In the late eighteenth century, a Lady flees to her dead husbands
château, accused of his murder. There she is haunted by highly charged dreams about
infamous women and their lovers, including Adam, Paris, John the Baptist, Jason, and
Cortés. Within her dreams, the Lady discovers that these women--all, like herself,
involved in catastrophic events--have been misunderstood and greatly maligned.
A chance encounter with the fabulous Madame Bernice, an unconventional
mystic who lives in a neighboring château, convinces the lady that her "dreams"
are in fact memories. The Lady's precise and vivid memories extend back even to the plains
of Heaven during the war of angels led by Lucifer and his sister, Cassandra, who plot to
thwart God's exile of Eve and Adam--and God is a main player here, boldly characterized.
In Eden we witness Eve and Adam's fumbling, finally joyous lovemaking.
In Herod's palace, we observe Salome's cunning dance of six--not seven--veils before a
saintly yet sensual John the Baptist. In Greece, we learn Paris's secret, the real reason
for the Trojan War. On the Isle of Patmos, we discover how the exiled John the Divine
converted a naive street girl into the "Whore of Babylon."
In exotic jungles, we encounter Cortés; his Aztec wife--branded La
Malinche--and her young Indian lover. We meet the Xtabay, so enticing that men lust
even after her ghost. Soon, we sweep into the maze of desire between Jason and Medea, the
truth of the final slaughter.
The Lady's memories as Magdalene follow Jesus and Judas from their first
meeting as playful young men on the banks of the river Jordan--moments that linked them
intimately forever--to the top of Calvary.
As the
Lady and Madame prepare to announce the truth of the Lady's past lives, grave dangers
threaten to ambush their disclosures. An erotic novel, entitled The True Account,
a work full of accusations and dire warnings, charges the Lady with graphic debaucheries.
It also contains buried clues that may identify the Lady's pursuers, figures who exist
within the corridors of greatest power. Just who are these figures?

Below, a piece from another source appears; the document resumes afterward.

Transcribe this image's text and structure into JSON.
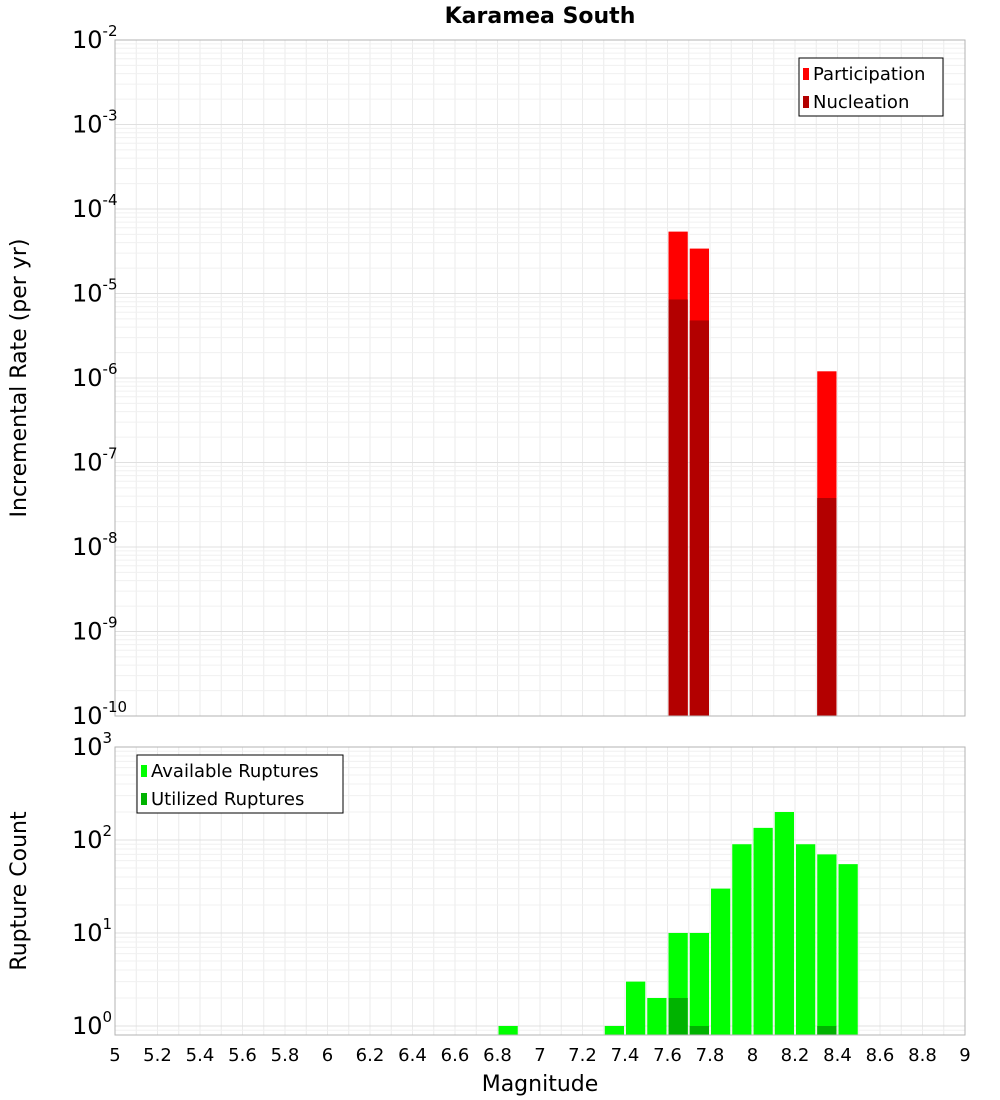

Are the murderers of
the Lady's husband--and the intended subverters of her greatest truths--among the
mightiest of all hierarchies? As the Lady and Madame Bernice ponder these questions, they
prepare themselves to face the public and vindicate all the fallen women through the
corrected versions of their lives.
Rich, provocative, daring, at times darkly
ironic,
written in a variety of prose styles,
Our Lady of Babylon is a thoroughly original novel, an epic
of ancient treachery, of myth and history reexamined.